It is homecoming weekend here at the University of Trees. Love that word: Homecoming. It’s the season for such things.
I want to apologize for the Mike Ditka costume I’ll be wearing this weekend. You may have no idea who Mike Ditka is. In short, he is the greatest man who ever lived.
If martinis and red meat are so bad, how come steakhouses are so full of old people?
I now wake my teen son for school by tossing dog treats in his bed and turning White Fang loose to roust him. Tell you what, it works.
Wait till you see this tailgate, in the gauzy Brigadoon that surrounds the Rose Bowl, a pre-game party that is coming together like a Harold Pinter play.
I got my very first awkward kiss, from a slinky actress in the lot behind the high school. Terri was a tad taller than me, with twisty legs of licorice.

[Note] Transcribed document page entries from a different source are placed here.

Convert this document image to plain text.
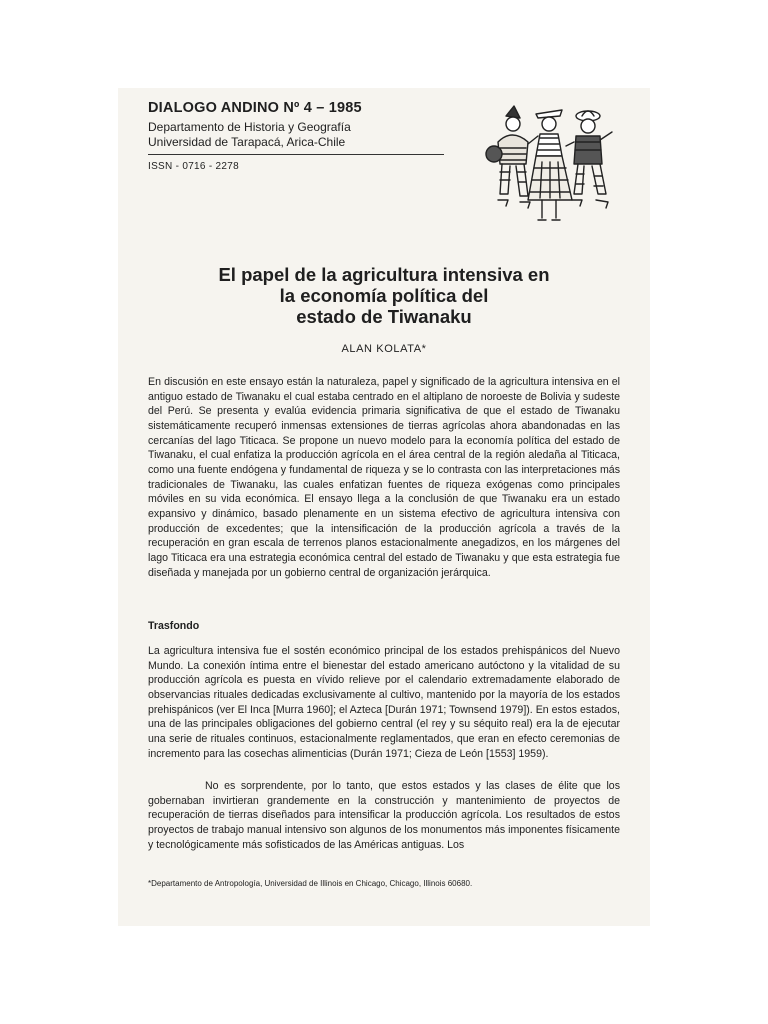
DIALOGO ANDINO Nº 4 – 1985

Departamento de Historia y Geografía
Universidad de Tarapacá, Arica-Chile

ISSN - 0716 - 2278
El papel de la agricultura intensiva en
la economía política del
estado de Tiwanaku
ALAN KOLATA*

En discusión en este ensayo están la naturaleza, papel y significado de la agricultura intensiva en el antiguo estado de Tiwanaku el cual estaba centrado en el altiplano de noroeste de Bolivia y sudeste del Perú. Se presenta y evalúa evidencia primaria significativa de que el estado de Tiwanaku sistemáticamente recuperó inmensas extensiones de tierras agrícolas ahora abandonadas en las cercanías del lago Titicaca. Se propone un nuevo modelo para la economía política del estado de Tiwanaku, el cual enfatiza la producción agrícola en el área central de la región aledaña al Titicaca, como una fuente endógena y fundamental de riqueza y se lo contrasta con las interpretaciones más tradicionales de Tiwanaku, las cuales enfatizan fuentes de riqueza exógenas como principales móviles en su vida económica. El ensayo llega a la conclusión de que Tiwanaku era un estado expansivo y dinámico, basado plenamente en un sistema efectivo de agricultura intensiva con producción de excedentes; que la intensificación de la producción agrícola a través de la recuperación en gran escala de terrenos planos estacionalmente anegadizos, en los márgenes del lago Titicaca era una estrategia económica central del estado de Tiwanaku y que esta estrategia fue diseñada y manejada por un gobierno central de organización jerárquica.

Trasfondo

La agricultura intensiva fue el sostén económico principal de los estados prehispánicos del Nuevo Mundo. La conexión íntima entre el bienestar del estado americano autóctono y la vitalidad de su producción agrícola es puesta en vívido relieve por el calendario extremadamente elaborado de observancias rituales dedicadas exclusivamente al cultivo, mantenido por la mayoría de los estados prehispánicos (ver El Inca [Murra 1960]; el Azteca [Durán 1971; Townsend 1979]). En estos estados, una de las principales obligaciones del gobierno central (el rey y su séquito real) era la de ejecutar una serie de rituales continuos, estacionalmente reglamentados, que eran en efecto ceremonias de incremento para las cosechas alimenticias (Durán 1971; Cieza de León [1553] 1959).

No es sorprendente, por lo tanto, que estos estados y las clases de élite que los gobernaban invirtieran grandemente en la construcción y mantenimiento de proyectos de recuperación de tierras diseñados para intensificar la producción agrícola. Los resultados de estos proyectos de trabajo manual intensivo son algunos de los monumentos más imponentes físicamente y tecnológicamente más sofisticados de las Américas antiguas. Los

*Departamento de Antropología, Universidad de Illinois en Chicago, Chicago, Illinois 60680.
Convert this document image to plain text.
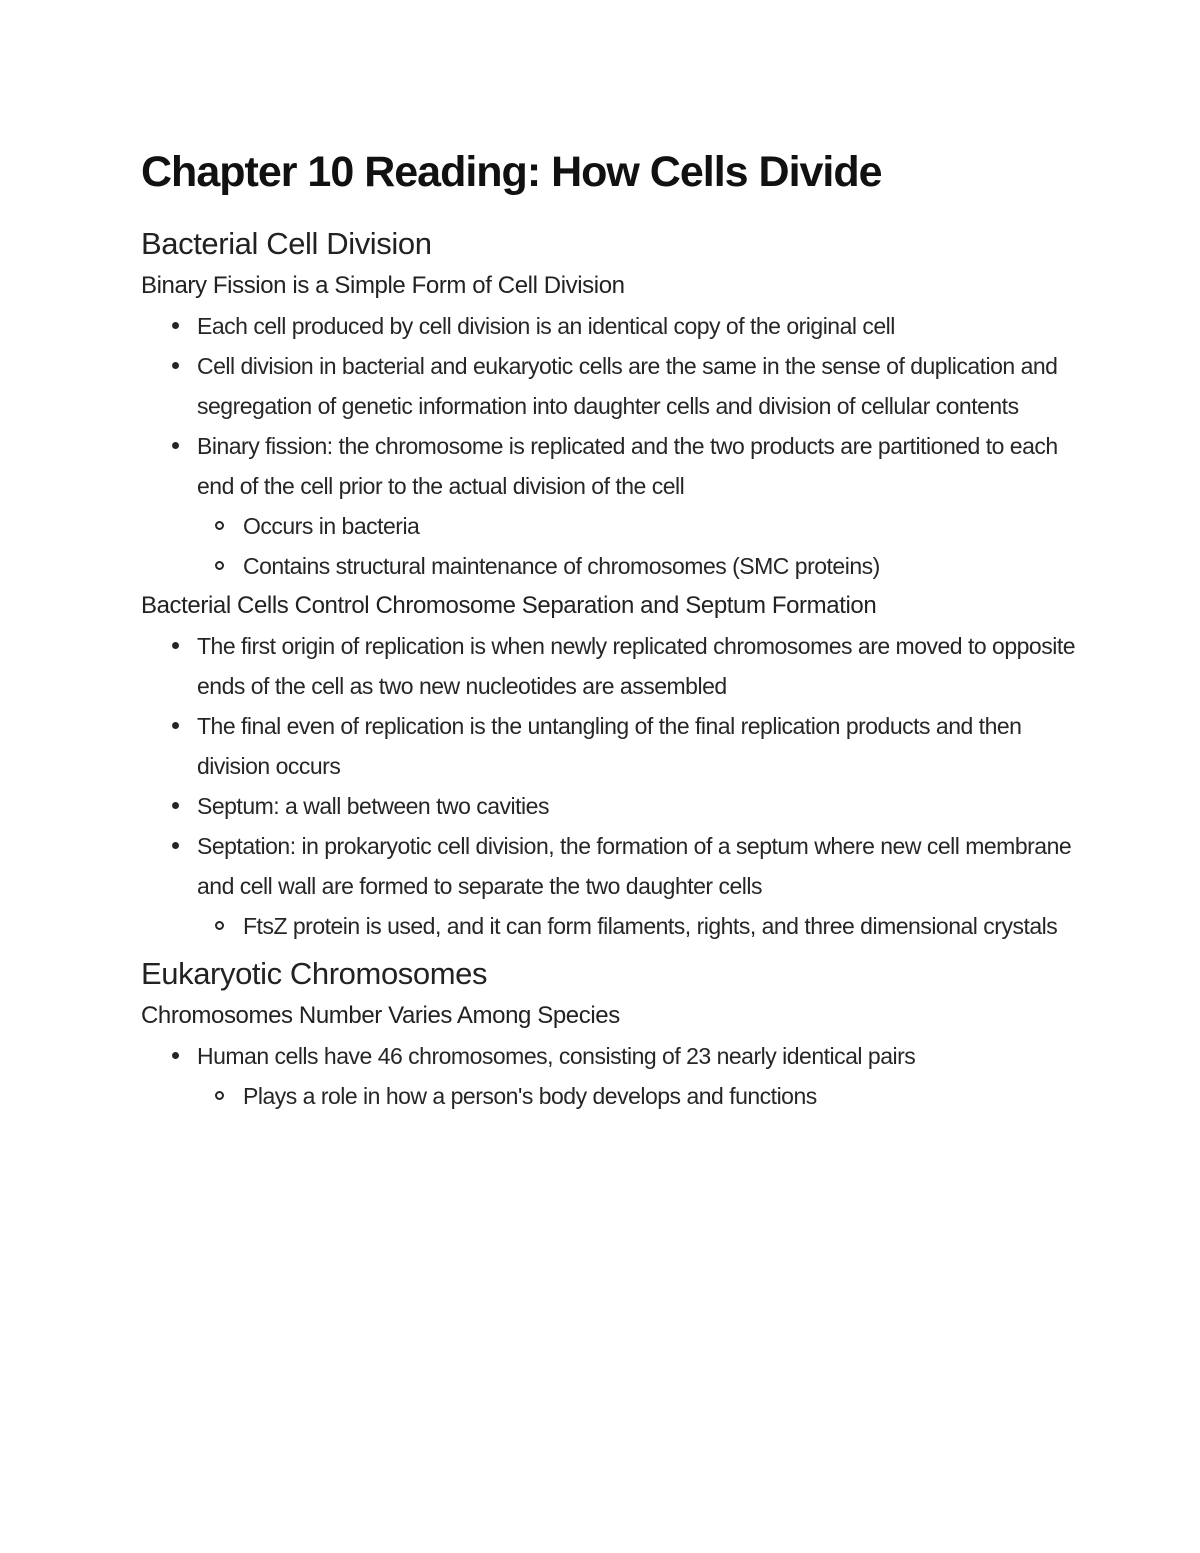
Chapter 10 Reading: How Cells Divide
Bacterial Cell Division
Binary Fission is a Simple Form of Cell Division
Each cell produced by cell division is an identical copy of the original cell
Cell division in bacterial and eukaryotic cells are the same in the sense of duplication and segregation of genetic information into daughter cells and division of cellular contents
Binary fission: the chromosome is replicated and the two products are partitioned to each end of the cell prior to the actual division of the cell
Occurs in bacteria
Contains structural maintenance of chromosomes (SMC proteins)
Bacterial Cells Control Chromosome Separation and Septum Formation
The first origin of replication is when newly replicated chromosomes are moved to opposite ends of the cell as two new nucleotides are assembled
The final even of replication is the untangling of the final replication products and then division occurs
Septum: a wall between two cavities
Septation: in prokaryotic cell division, the formation of a septum where new cell membrane and cell wall are formed to separate the two daughter cells
FtsZ protein is used, and it can form filaments, rights, and three dimensional crystals
Eukaryotic Chromosomes
Chromosomes Number Varies Among Species
Human cells have 46 chromosomes, consisting of 23 nearly identical pairs
Plays a role in how a person's body develops and functions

We’re all star dust, remember? No matter who we are, how successful, how short, how strong, how naked, at the end of the day we’re all merely cosmic dust (hydrogen, lithium, merlot…)
True story: Cervantes once took a civil service job with the Spanish Armada, messed up the money, went to prison, and got a really great book out of it. Sometimes, even when you lose, you win.
I remember dropping Smartacus off to college a year ago. For a week, I could barely breathe. Doctors thought I’d died.